Friday, 24 November 2017

Cracking on

We are still 13 people on station…

More people were scheduled to have arrived by now. There have been hold ups on the route from Cape Town to Novo outside of BAS’s control but these will hopefully be resolved this coming week. There is quite a lot of work building up that we need more bodies for but having less people on station does make it a little more peaceful on the living front. I think we are all enjoying that.

We are all staying in the Drewry building while the tech team work at getting the modules up and running. As more people arrive we will need the Modules living space, kitchen and bed spaces, but the Drewry sleeps about 30. I put a little short post with some pics at the end of last season here.

As we were expecting more people, it was crucial to gain access to more food. Up until now I have been working with what dry stores we stocked the Drewry with and some frozen food that had been buried at the end of last season. The buried supplies were in two different locations but both survived the winter well and proved invaluable at start-up this season.

The freezer hole marked by flags. It's covered by two boards - one of which I can dig free and pull out to gain access. That's some good snow build up behind!

I can jump down in to the freezer and grab what I need. I dug some holes in to the side of the wall which enable me to clamber out.

We buried two reefers with the majority of our frozen stock in a large hole last season. This was only accessible using the digger to dig it out and the crane to lift it out and onto sledges to move it to the Drewry with the Piston Bully. So it's a big big job for the garage as they had to get all those vehicles de-winterised and then get time to excavate these containers. The frozen supplies have done well over the winter, as expected, and this week they were dug up and relocated to outside the Drewry to be plugged in. I had mentioned my little hole-in-the-ground freezer and the reefers in a previous post here.

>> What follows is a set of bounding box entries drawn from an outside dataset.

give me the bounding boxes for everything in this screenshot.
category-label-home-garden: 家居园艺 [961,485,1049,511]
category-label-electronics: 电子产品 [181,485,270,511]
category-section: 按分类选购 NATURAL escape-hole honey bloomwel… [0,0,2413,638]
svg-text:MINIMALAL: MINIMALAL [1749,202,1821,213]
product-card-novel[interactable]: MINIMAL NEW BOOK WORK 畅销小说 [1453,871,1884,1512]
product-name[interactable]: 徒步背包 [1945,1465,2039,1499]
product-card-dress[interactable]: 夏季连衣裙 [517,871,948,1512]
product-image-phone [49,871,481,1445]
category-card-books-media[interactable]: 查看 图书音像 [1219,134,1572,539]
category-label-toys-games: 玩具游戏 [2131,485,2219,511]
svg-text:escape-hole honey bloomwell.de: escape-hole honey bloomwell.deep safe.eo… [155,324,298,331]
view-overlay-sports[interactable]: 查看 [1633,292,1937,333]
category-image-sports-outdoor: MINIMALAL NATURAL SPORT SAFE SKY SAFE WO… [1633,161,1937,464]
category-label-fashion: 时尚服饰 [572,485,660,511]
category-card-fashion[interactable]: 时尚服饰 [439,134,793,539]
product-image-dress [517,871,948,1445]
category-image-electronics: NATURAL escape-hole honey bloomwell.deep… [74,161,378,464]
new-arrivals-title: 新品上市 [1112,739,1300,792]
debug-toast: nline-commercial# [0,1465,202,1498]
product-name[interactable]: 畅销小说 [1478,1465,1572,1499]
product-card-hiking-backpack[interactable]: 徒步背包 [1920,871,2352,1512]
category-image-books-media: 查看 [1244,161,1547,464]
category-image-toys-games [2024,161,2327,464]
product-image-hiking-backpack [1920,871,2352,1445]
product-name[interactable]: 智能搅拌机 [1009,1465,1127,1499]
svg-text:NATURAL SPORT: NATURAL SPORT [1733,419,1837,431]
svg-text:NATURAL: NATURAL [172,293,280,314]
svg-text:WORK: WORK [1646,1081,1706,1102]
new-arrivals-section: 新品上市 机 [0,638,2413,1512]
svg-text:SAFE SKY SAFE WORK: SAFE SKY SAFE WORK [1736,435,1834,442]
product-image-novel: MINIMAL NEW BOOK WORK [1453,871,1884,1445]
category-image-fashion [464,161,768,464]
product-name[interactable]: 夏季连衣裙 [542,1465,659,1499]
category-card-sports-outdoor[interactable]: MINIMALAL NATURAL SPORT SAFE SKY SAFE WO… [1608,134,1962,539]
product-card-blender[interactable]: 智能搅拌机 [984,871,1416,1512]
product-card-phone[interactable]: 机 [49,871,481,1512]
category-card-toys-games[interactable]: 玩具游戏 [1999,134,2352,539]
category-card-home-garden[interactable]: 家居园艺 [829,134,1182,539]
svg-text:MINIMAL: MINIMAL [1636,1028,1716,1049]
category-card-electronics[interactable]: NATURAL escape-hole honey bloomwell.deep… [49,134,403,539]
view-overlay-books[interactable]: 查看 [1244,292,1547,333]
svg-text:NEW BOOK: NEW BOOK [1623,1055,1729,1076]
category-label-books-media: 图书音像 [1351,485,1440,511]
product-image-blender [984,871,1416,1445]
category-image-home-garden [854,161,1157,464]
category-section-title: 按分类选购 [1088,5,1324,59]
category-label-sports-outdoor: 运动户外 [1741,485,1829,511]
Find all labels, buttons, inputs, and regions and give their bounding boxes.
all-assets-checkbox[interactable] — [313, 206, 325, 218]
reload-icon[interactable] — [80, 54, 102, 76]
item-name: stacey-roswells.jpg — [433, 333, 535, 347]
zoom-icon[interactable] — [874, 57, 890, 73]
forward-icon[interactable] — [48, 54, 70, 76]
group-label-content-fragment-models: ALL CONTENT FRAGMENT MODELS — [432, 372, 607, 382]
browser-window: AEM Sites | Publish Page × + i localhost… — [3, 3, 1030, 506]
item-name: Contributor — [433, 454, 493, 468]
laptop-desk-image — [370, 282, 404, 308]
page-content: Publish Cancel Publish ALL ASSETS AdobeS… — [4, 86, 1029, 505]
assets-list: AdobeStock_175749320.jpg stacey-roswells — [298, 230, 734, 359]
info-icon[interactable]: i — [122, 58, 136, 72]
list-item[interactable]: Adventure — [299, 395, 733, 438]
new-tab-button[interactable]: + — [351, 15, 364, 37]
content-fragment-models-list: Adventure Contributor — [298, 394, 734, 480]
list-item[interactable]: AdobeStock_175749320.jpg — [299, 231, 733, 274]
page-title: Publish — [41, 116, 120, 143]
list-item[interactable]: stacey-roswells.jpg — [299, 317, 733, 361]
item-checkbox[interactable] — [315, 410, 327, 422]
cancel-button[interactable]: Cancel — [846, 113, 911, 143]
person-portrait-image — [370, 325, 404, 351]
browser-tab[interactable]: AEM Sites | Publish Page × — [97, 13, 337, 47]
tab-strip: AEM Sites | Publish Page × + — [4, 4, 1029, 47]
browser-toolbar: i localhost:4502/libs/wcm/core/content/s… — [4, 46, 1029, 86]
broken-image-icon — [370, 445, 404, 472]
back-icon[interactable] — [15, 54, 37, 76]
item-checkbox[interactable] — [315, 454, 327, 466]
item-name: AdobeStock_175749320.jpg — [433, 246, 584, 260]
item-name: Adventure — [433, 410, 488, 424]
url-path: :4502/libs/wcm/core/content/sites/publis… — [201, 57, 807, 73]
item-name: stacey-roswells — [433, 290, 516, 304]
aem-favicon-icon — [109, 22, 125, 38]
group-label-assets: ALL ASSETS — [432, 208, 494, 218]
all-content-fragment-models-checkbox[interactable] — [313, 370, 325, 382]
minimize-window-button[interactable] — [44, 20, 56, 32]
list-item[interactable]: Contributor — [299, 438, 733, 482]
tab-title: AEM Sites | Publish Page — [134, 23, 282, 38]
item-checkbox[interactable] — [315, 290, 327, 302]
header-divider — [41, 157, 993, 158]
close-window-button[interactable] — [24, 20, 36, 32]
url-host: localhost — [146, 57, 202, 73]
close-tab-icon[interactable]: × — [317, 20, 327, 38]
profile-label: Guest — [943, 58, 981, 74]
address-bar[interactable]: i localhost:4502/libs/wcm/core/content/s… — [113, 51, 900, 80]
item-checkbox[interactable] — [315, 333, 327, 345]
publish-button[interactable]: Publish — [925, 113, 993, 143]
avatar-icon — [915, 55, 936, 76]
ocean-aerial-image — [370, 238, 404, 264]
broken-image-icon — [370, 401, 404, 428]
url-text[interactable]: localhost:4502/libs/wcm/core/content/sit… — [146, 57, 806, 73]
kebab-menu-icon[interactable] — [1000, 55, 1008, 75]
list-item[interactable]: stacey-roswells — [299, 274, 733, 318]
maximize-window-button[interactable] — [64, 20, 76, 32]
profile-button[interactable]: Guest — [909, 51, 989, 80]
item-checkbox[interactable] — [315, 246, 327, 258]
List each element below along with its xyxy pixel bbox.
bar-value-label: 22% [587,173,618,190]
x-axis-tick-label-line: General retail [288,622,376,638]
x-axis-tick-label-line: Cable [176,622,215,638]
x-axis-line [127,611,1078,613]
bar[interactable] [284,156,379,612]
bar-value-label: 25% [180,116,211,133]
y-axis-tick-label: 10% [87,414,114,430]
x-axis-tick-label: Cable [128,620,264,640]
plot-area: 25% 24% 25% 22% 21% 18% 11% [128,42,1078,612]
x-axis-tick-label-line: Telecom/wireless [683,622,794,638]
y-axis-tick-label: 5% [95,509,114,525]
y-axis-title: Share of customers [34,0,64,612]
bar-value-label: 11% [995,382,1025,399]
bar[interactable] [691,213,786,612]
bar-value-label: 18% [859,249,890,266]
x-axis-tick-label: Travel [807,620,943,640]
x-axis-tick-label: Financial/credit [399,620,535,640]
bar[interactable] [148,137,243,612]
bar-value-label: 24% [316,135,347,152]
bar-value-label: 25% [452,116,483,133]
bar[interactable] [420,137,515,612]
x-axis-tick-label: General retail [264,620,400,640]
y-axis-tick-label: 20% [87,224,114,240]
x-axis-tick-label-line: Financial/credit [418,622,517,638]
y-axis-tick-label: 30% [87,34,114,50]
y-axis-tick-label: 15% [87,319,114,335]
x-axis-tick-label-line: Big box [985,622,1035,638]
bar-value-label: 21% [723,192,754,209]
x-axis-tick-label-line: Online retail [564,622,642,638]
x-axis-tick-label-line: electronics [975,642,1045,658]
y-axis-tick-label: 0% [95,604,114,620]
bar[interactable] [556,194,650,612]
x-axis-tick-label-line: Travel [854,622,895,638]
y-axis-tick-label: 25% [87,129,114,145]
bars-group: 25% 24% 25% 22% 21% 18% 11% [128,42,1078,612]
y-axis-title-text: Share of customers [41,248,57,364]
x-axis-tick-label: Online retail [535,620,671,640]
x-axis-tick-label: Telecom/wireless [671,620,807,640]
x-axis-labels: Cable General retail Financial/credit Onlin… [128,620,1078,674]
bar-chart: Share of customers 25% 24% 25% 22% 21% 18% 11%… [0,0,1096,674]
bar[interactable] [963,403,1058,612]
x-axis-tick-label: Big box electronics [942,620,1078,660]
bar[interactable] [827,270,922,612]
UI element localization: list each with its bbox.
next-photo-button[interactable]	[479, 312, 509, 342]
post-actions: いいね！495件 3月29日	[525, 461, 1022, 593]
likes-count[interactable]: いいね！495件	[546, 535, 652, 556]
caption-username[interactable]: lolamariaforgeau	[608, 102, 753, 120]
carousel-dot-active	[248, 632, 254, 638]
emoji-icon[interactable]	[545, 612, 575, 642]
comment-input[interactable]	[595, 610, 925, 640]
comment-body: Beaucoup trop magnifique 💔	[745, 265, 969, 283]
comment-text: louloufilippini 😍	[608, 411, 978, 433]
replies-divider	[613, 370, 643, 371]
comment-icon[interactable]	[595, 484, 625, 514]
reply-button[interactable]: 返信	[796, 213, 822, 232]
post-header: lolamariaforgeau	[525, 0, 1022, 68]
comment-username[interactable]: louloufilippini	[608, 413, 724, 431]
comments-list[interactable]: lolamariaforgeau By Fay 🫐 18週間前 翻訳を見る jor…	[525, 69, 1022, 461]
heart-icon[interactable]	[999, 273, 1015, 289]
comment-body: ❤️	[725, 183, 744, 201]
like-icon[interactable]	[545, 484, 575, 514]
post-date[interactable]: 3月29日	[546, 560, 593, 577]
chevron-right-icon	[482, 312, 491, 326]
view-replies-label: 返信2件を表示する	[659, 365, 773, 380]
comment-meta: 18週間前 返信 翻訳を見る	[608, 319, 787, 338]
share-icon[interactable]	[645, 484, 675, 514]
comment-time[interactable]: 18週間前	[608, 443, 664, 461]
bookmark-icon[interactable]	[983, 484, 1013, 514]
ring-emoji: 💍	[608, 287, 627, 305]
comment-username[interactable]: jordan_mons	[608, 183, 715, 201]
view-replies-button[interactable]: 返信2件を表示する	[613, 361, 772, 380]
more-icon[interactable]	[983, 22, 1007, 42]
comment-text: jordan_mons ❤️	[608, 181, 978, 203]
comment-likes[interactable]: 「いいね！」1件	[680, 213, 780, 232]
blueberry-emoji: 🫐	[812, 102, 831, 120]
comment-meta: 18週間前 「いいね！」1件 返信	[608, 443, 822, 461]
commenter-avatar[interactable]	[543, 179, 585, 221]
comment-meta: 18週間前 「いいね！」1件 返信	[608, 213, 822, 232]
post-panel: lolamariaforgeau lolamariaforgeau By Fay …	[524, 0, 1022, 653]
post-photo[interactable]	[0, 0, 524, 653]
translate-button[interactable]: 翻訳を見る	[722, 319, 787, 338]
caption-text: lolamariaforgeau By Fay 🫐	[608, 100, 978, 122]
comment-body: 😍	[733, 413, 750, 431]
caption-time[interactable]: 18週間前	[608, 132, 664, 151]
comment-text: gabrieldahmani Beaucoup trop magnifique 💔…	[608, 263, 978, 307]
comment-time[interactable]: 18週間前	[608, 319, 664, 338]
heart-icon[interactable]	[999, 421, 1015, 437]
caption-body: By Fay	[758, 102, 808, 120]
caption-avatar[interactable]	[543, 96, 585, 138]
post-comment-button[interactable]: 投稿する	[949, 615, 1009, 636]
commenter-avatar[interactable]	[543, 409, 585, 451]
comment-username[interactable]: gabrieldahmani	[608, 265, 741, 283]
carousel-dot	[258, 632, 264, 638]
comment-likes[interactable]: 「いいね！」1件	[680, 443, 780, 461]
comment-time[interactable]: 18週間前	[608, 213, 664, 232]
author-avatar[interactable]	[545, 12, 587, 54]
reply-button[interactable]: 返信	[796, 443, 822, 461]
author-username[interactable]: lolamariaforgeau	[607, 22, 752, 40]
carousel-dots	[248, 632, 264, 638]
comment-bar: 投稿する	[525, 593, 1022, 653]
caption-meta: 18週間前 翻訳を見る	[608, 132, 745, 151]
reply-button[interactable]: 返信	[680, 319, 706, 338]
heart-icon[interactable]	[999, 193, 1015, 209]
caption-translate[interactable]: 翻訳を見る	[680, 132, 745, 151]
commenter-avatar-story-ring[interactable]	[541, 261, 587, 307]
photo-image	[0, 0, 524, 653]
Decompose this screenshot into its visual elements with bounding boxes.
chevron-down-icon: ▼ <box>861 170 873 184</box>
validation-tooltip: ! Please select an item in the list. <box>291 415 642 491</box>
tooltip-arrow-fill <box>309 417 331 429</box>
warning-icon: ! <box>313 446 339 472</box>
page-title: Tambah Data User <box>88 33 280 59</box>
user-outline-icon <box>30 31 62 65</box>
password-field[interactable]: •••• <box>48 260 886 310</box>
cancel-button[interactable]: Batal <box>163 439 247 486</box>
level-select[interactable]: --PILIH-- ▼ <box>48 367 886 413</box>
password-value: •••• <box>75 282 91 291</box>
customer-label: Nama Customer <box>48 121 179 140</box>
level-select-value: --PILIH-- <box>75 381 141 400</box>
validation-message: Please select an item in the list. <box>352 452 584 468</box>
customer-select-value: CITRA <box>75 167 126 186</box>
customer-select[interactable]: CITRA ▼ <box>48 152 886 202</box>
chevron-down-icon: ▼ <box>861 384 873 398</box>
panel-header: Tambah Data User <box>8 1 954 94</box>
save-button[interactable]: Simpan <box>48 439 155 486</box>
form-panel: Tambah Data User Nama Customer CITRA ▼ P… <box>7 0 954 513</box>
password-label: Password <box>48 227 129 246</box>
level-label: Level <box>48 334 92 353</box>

I plucked up the courage to have a nosy at them yesterday. It’s a daunting prospect having all that food to manage (I haven’t even posted about the containers full of dry food yet!). All our food is packed into containers in the UK – on to pallets that are stacked high and then cling-filmed around to keep them in blocks. And this is the case in these reefers too. They also get moved around quite a bit before they get to us, so if there are loose bits and bobs these get shimmied from side to side quite a bit. We do not have the luxury of unloading these into better spaces and organising it and so all our food is there,... in those containers, ...but not necessarily accessible. And of course the item you want is at the bottom of a huge stack right at the back! The reality is you just work with what you can get your hands on, until you work through enough stuff so you can get your hands on other items.

In other news the Weatherhaven tents went up this week giving the Field Guides and Scientists sheltered areas they can sort their kit out in . Space is at a bit of a premium here ironically.

And in amongst worky bits and bobs there is the odd moment for a bit of down time. Al and I have managed the odd ski out to the perimeter.

A couple of weeks ago we had a little ceremony here to put the Halley signpost back in its’ rightful spot. Stu, one of our mechanical services leads, took this lovely pic. The small team who were first in at the start of the season had done a really great job, which enabled the rest of us to be there. So it was nice to acknowledge that and to take a bit of pride in our base and keeping her going under difficult circumstances. It’s no mean feat!